Golpes por mensagem ou ligação afetam 45 milhões no Brasil
Escrito por Mariana Silva
AtualizadoGolpes online já atingiram cerca de 45 milhões de brasileiros com 16 anos ou mais, o equivalente a 32% da população que acessa a internet no país. Os dados fazem parte da Pesquisa Privacidade e Proteção de Dados Pessoais, divulgada no dia 31 de agosto de pelo Cetic.br, departamento do NIC.br responsável por estatísticas sobre o uso da internet no Brasil.
Quais canais os golpistas mais usam?
Os aplicativos de mensagem são o principal meio usado pelos criminosos, citados em 84% dos casos. Ligações telefônicas aparecem em seguida, com 79% das menções, e sites e aplicativos falsos e mensagens de SMS empatam com 71% cada. E-mails foram citados por 69% dos entrevistados, e redes sociais por 67%.
O dispositivo usado para acessar a internet também influencia o tipo de exposição: entre quem acessa a rede pelo celular, foram mais frequentes os relatos envolvendo sites e aplicativos falsos, como o phishing. Já um acesso mais limitado à internet pode dificultar a adoção de ferramentas e práticas de segurança, ampliando a vulnerabilidade diante dessas abordagens.

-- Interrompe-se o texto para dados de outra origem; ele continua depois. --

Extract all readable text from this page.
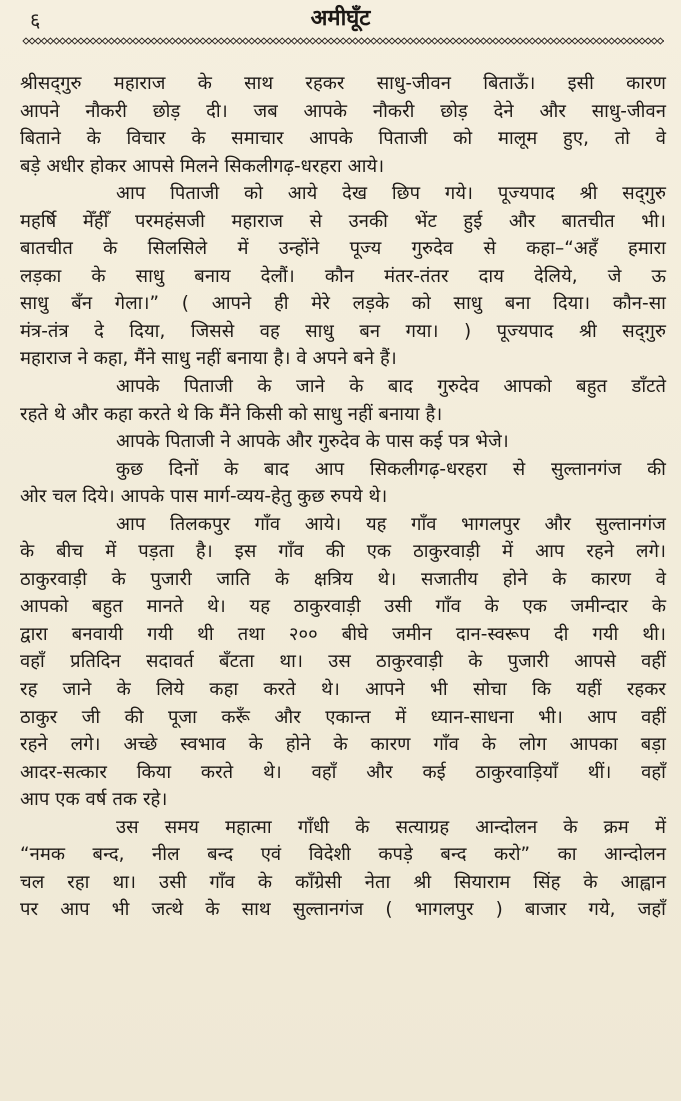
६	अमीघूँट
श्रीसद्‌गुरु महाराज के साथ रहकर साधु-जीवन बिताऊँ। इसी कारण
आपने नौकरी छोड़ दी। जब आपके नौकरी छोड़ देने और साधु-जीवन
बिताने के विचार के समाचार आपके पिताजी को मालूम हुए, तो वे
बड़े अधीर होकर आपसे मिलने सिकलीगढ़-धरहरा आये।
आप पिताजी को आये देख छिप गये। पूज्यपाद श्री सद्‌गुरु
महर्षि मेँहीँ परमहंसजी महाराज से उनकी भेंट हुई और बातचीत भी।
बातचीत के सिलसिले में उन्होंने पूज्य गुरुदेव से कहा–“अहँ हमारा
लड़का के साधु बनाय देलौं। कौन मंतर-तंतर दाय देलिये, जे ऊ
साधु बँन गेला।” ( आपने ही मेरे लड़के को साधु बना दिया। कौन-सा
मंत्र-तंत्र दे दिया, जिससे वह साधु बन गया। ) पूज्यपाद श्री सद्‌गुरु
महाराज ने कहा, मैंने साधु नहीं बनाया है। वे अपने बने हैं।
आपके पिताजी के जाने के बाद गुरुदेव आपको बहुत डाँटते
रहते थे और कहा करते थे कि मैंने किसी को साधु नहीं बनाया है।
आपके पिताजी ने आपके और गुरुदेव के पास कई पत्र भेजे।
कुछ दिनों के बाद आप सिकलीगढ़-धरहरा से सुल्तानगंज की
ओर चल दिये। आपके पास मार्ग-व्यय-हेतु कुछ रुपये थे।
आप तिलकपुर गाँव आये। यह गाँव भागलपुर और सुल्तानगंज
के बीच में पड़ता है। इस गाँव की एक ठाकुरवाड़ी में आप रहने लगे।
ठाकुरवाड़ी के पुजारी जाति के क्षत्रिय थे। सजातीय होने के कारण वे
आपको बहुत मानते थे। यह ठाकुरवाड़ी उसी गाँव के एक जमीन्दार के
द्वारा बनवायी गयी थी तथा २०० बीघे जमीन दान-स्वरूप दी गयी थी।
वहाँ प्रतिदिन सदावर्त बँटता था। उस ठाकुरवाड़ी के पुजारी आपसे वहीं
रह जाने के लिये कहा करते थे। आपने भी सोचा कि यहीं रहकर
ठाकुर जी की पूजा करूँ और एकान्त में ध्यान-साधना भी। आप वहीं
रहने लगे। अच्छे स्वभाव के होने के कारण गाँव के लोग आपका बड़ा
आदर-सत्कार किया करते थे। वहाँ और कई ठाकुरवाड़ियाँ थीं। वहाँ
आप एक वर्ष तक रहे।
उस समय महात्मा गाँधी के सत्याग्रह आन्दोलन के क्रम में
“नमक बन्द, नील बन्द एवं विदेशी कपड़े बन्द करो” का आन्दोलन
चल रहा था। उसी गाँव के काँग्रेसी नेता श्री सियाराम सिंह के आह्वान
पर आप भी जत्थे के साथ सुल्तानगंज ( भागलपुर ) बाजार गये, जहाँ
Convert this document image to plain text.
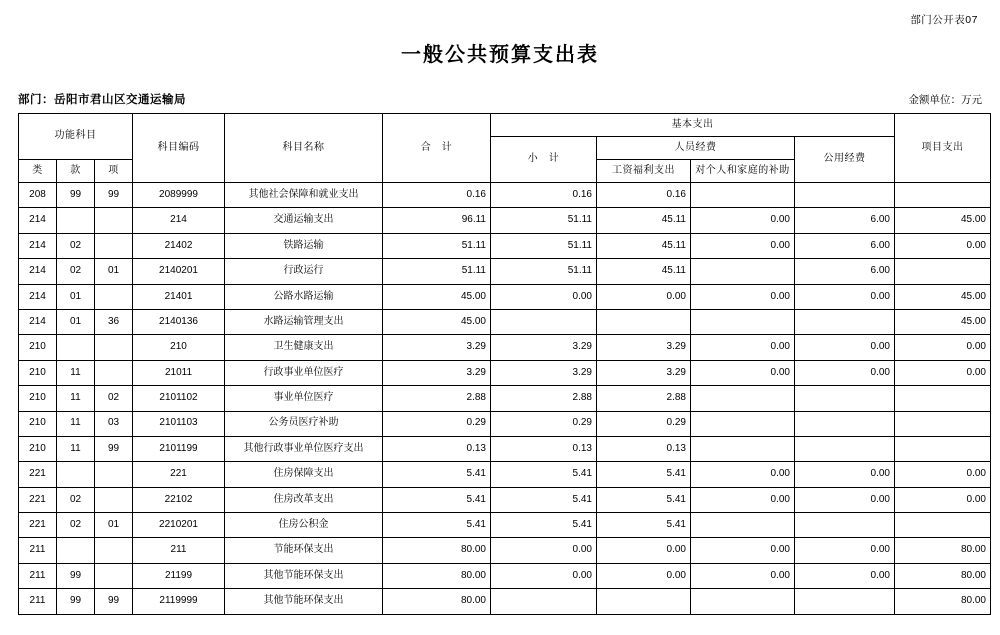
部门公开表07
一般公共预算支出表
部门：岳阳市君山区交通运输局	金额单位：万元
功能科目			科目编码	科目名称	合　计	基本支出				项目支出
						小　计	人员经费		公用经费	
类	款	项					工资福利支出	对个人和家庭的补助		
208	99	99	2089999	其他社会保障和就业支出	0.16	0.16	0.16			
214			214	交通运输支出	96.11	51.11	45.11	0.00	6.00	45.00
214	02		21402	铁路运输	51.11	51.11	45.11	0.00	6.00	0.00
214	02	01	2140201	行政运行	51.11	51.11	45.11		6.00	
214	01		21401	公路水路运输	45.00	0.00	0.00	0.00	0.00	45.00
214	01	36	2140136	水路运输管理支出	45.00					45.00
210			210	卫生健康支出	3.29	3.29	3.29	0.00	0.00	0.00
210	11		21011	行政事业单位医疗	3.29	3.29	3.29	0.00	0.00	0.00
210	11	02	2101102	事业单位医疗	2.88	2.88	2.88			
210	11	03	2101103	公务员医疗补助	0.29	0.29	0.29			
210	11	99	2101199	其他行政事业单位医疗支出	0.13	0.13	0.13			
221			221	住房保障支出	5.41	5.41	5.41	0.00	0.00	0.00
221	02		22102	住房改革支出	5.41	5.41	5.41	0.00	0.00	0.00
221	02	01	2210201	住房公积金	5.41	5.41	5.41			
211			211	节能环保支出	80.00	0.00	0.00	0.00	0.00	80.00
211	99		21199	其他节能环保支出	80.00	0.00	0.00	0.00	0.00	80.00
211	99	99	2119999	其他节能环保支出	80.00					80.00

Por que as pessoas caem nesses golpes?
Segundo a pesquisa, 32% dos entrevistados afirmam ter sido abordados por cibercriminosos, enquanto 20% dizem ter sido efetivamente enganados. O fator emocional aparece como uma das principais brechas usadas pelos golpistas: 58% dos entrevistados se consideram mais vulneráveis a esse tipo de abordagem quando estão passando por situações de mal-estar ou estresse emocional.
O impacto também é diverso entre quem foi enganado: 48% relatam roubo de dinheiro, 43% perda de acesso às próprias contas, 42% dívidas contraídas em seu nome e outros 42% roubo de dados sensíveis. Pessoas que cursaram até o Ensino Fundamental se mostraram mais suscetíveis aos golpes, segundo o levantamento.
O que mais preocupa os brasileiros?
A pesquisa mostra que a preocupação aumenta quando há risco direto de perda financeira. Compras online e acesso a contas bancárias são as situações que mais despertam receio, com 35% e 32% dos entrevistados, respectivamente, se dizendo muito preocupados. Já atividades como usar aplicativos de mensagem e armazenar arquivos na nuvem provocam menos receio.
Em relação a 2021, houve queda em quase todas as práticas de proteção de dados avaliadas: a parcela de pessoas que diz ler políticas de privacidade caiu de 68% para 65%, a que verifica a segurança de páginas caiu de 70% para 63%, e a que restringe o acesso à localização caiu de 62% para 57%. A única prática que ganhou espaço no período foi a configuração de cookies.